A Netherlands Supreme Court ruling that a company’s management board can determine corporate strategy without involving the shareholders in advance of the decisions, and that the supervisory board is not obliged to mediate in disputes between the management board and shareholders, has calmed and clarified the vexing relationships between boards and shareholders. This was the view of the Dutch Corporate Governance Monitoring Committee on the landmark ASM International N.V. (ASMI) opinion rendered by the Court last year.
The committee also said that the supervisory board must have the freedom to decide from case to case whether direct contact with the shareholders and/or mediation between shareholders and the management board is desirable. But the committee also pointed out that the Supreme Court emphasized in its ruling that the management board is obliged to respect the rights of shareholders to obtain information during the general meeting of shareholders.

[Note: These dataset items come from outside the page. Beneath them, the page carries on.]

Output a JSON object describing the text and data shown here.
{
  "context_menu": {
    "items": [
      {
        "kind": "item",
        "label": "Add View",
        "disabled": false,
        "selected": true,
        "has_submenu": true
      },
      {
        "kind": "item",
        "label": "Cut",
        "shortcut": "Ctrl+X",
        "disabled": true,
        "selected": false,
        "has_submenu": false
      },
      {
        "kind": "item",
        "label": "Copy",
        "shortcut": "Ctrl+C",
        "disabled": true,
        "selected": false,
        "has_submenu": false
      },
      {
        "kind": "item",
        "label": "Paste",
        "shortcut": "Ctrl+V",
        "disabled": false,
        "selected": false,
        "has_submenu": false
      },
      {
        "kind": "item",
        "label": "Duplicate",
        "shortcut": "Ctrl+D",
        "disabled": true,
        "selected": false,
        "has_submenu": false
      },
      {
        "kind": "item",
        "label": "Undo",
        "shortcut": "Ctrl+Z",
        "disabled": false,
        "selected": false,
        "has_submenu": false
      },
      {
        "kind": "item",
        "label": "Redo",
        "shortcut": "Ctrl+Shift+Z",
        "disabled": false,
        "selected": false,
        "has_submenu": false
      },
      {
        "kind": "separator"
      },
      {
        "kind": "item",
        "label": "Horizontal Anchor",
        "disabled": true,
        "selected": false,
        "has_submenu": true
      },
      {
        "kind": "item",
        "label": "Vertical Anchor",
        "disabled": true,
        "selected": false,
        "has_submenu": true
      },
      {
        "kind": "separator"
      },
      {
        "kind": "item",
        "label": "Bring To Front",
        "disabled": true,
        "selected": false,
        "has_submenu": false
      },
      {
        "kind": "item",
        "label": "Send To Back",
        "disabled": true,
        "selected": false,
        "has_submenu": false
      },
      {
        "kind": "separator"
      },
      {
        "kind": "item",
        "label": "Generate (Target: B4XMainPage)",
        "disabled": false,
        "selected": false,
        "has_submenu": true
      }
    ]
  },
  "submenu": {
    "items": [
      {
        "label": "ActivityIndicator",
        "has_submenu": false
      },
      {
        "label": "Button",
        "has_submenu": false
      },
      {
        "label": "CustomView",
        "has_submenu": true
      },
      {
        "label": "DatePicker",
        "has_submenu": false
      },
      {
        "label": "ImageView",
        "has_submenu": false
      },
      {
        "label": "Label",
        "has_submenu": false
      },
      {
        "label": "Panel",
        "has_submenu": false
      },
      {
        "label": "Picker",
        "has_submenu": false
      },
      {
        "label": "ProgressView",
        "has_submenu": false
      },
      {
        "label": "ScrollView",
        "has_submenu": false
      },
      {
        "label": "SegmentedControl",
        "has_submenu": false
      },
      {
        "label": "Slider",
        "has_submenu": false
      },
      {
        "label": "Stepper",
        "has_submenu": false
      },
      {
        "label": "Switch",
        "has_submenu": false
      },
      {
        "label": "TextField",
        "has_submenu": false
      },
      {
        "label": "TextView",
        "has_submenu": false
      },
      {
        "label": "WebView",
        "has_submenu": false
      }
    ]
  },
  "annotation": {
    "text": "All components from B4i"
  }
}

Although the debate on certain aspects of the Court’s ruling is still in progress, the Monitoring Committee expects the ruling to calm and clarify the vexed subject of the mutual relationships between the various organs of listed companies. The Committee also observed that these relationships could become unclear again as a result of pending legislation to compel shareholders with a stake of 3 per cent or more to indicate whether they object to the strategy of the company.
Approximately 75 per cent of the shares in the largest Dutch companies are held by foreign investors. In the view of the committee, the enactment of the legislation will probably usher in an era where shareholders will indicate that they do not agree with the corporate strategy in order to keep open all their options for future discussions with the management board. Consequently, a substantial proportion of the major shareholders may indicate solely for legal reasons that they do not support the company’s strategy, although this is often not the case in practice.